My minimum shopping list would include: Freedom from being judged and hung up on the clothes-line to dry whenever something goes wrong, because something always will: Freedom to close my eyes and brood and dream even in a crowd, unmindful of being called a crank. Freedom to be silent even when pestered to talk and freedom to interrupt when the ‘shut up’ sign shines like a neon sign; Freedom to be alone and lost and return home without having to keep your eyes down: Freedom to face the mirror without the masks of false pride and farcical self-image; Freedom to my quota of mischief, mistakes and madness; And most, most importantly, freedom to watch WhatsApp, YouTube or whatever without anyone watching over your shoulder and, yes, freedom to keep your phone pass code a million dollar secret. The ‘free’ offer, of course, is for the party or parties of the other part too! See, I am not not only free, but fair.
I am born into a particular social and religious stream. Naturally, these give me identity and recognition but also impose taboos and shackles. Though owing to education and my chosen profession, I do raise my eyebrows against some of the practices, at the end, I have kowtowed more because the so-called other side strictly stick to their mores. This tendency of comparative and competitive thinking can be replaced by a stand alone study of my own faith system to address the three fingers pointing inward. This ancient civilisation of ours encourages inquisitive seeking, not blind belief. Questioning anything and everything is the quintessence of our culture. The Upanishads, for instance, are not tomes of treatises but compendiums of Q&A. Experimenting, experiencing, exploring and engaging are essential elements of our existence on this earth. Time, indeed, for us to claim this entitlement and excavate this freedom.
And so it is back to basics for me in 2019, sans even an iota of outsourcing of thinking to hand-outs or what was handed out generations down. In any case, absolute conformity is not in my half-baked nature, so why not find out for myself how stupid (or smart) I am. Also. external factors like super-fast social changes, activist-provoked unrest, judicial pronouncements and a boiling political cauldron in the very recent years have completely overhauled the national discourse. My thought process cannot remain immune and insulated from this, particularly in a critical poll year. By taking the plunge into the dangerous unknown I run the risk of eroding my core. But then what if I am able to defend my earlier positions with greater conviction than before? Ironically, only by cutting loose and being free can I find my bearings.

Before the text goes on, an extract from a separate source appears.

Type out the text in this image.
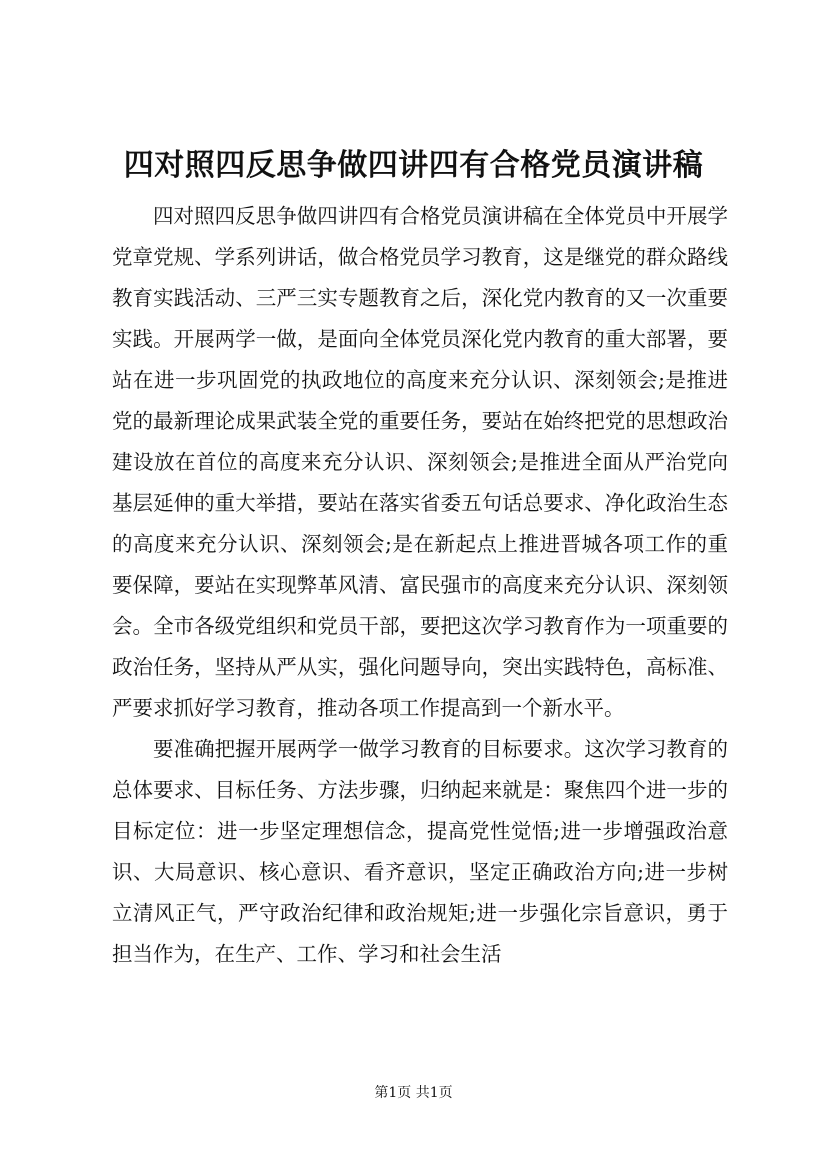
四对照四反思争做四讲四有合格党员演讲稿

四对照四反思争做四讲四有合格党员演讲稿在全体党员中开展学党章党规、学系列讲话，做合格党员学习教育，这是继党的群众路线教育实践活动、三严三实专题教育之后，深化党内教育的又一次重要实践。开展两学一做，是面向全体党员深化党内教育的重大部署，要站在进一步巩固党的执政地位的高度来充分认识、深刻领会;是推进党的最新理论成果武装全党的重要任务，要站在始终把党的思想政治建设放在首位的高度来充分认识、深刻领会;是推进全面从严治党向基层延伸的重大举措，要站在落实省委五句话总要求、净化政治生态的高度来充分认识、深刻领会;是在新起点上推进晋城各项工作的重要保障，要站在实现弊革风清、富民强市的高度来充分认识、深刻领会。全市各级党组织和党员干部，要把这次学习教育作为一项重要的政治任务，坚持从严从实，强化问题导向，突出实践特色，高标准、严要求抓好学习教育，推动各项工作提高到一个新水平。

要准确把握开展两学一做学习教育的目标要求。这次学习教育的总体要求、目标任务、方法步骤，归纳起来就是：聚焦四个进一步的目标定位：进一步坚定理想信念，提高党性觉悟;进一步增强政治意识、大局意识、核心意识、看齐意识，坚定正确政治方向;进一步树立清风正气，严守政治纪律和政治规矩;进一步强化宗旨意识，勇于担当作为，在生产、工作、学习和社会生活

第1页 共1页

As a writer, I have stuck to some very basic positions and postures on several issues. I have been reading my own writings over the past 25 years. Many events have recurred. But now I am doubtful if I would react the way I did. Somewhere down the line, the points of view have shifted and I would ideally like to revisit quite a few ‘strong’ opinions. Some of my earlier stands I would reject outright. Some I would express in fresh idioms and some others, I would go with double the vigour. But whatever, I would not like to be a prisoner of the past, particularly my own past.
And so, there it is. The ultimate freedom: Freedom from ourselves. Ceasing from being what I used to be and just be. After all, we are our worst enemy. Why not make us our best friend by freeing ourselves from and transcending the narrow constructs of our brain, hardwired in familiar patterns? Most of these chains are self-imposed, owing to courtesy, unwillingness to hurt or lack of guts. Breaking free from many mental blocks does not need much courage, but a carefree, casual moment of contemplation.
So, in 2019 I want it to be a new, free me. How about you?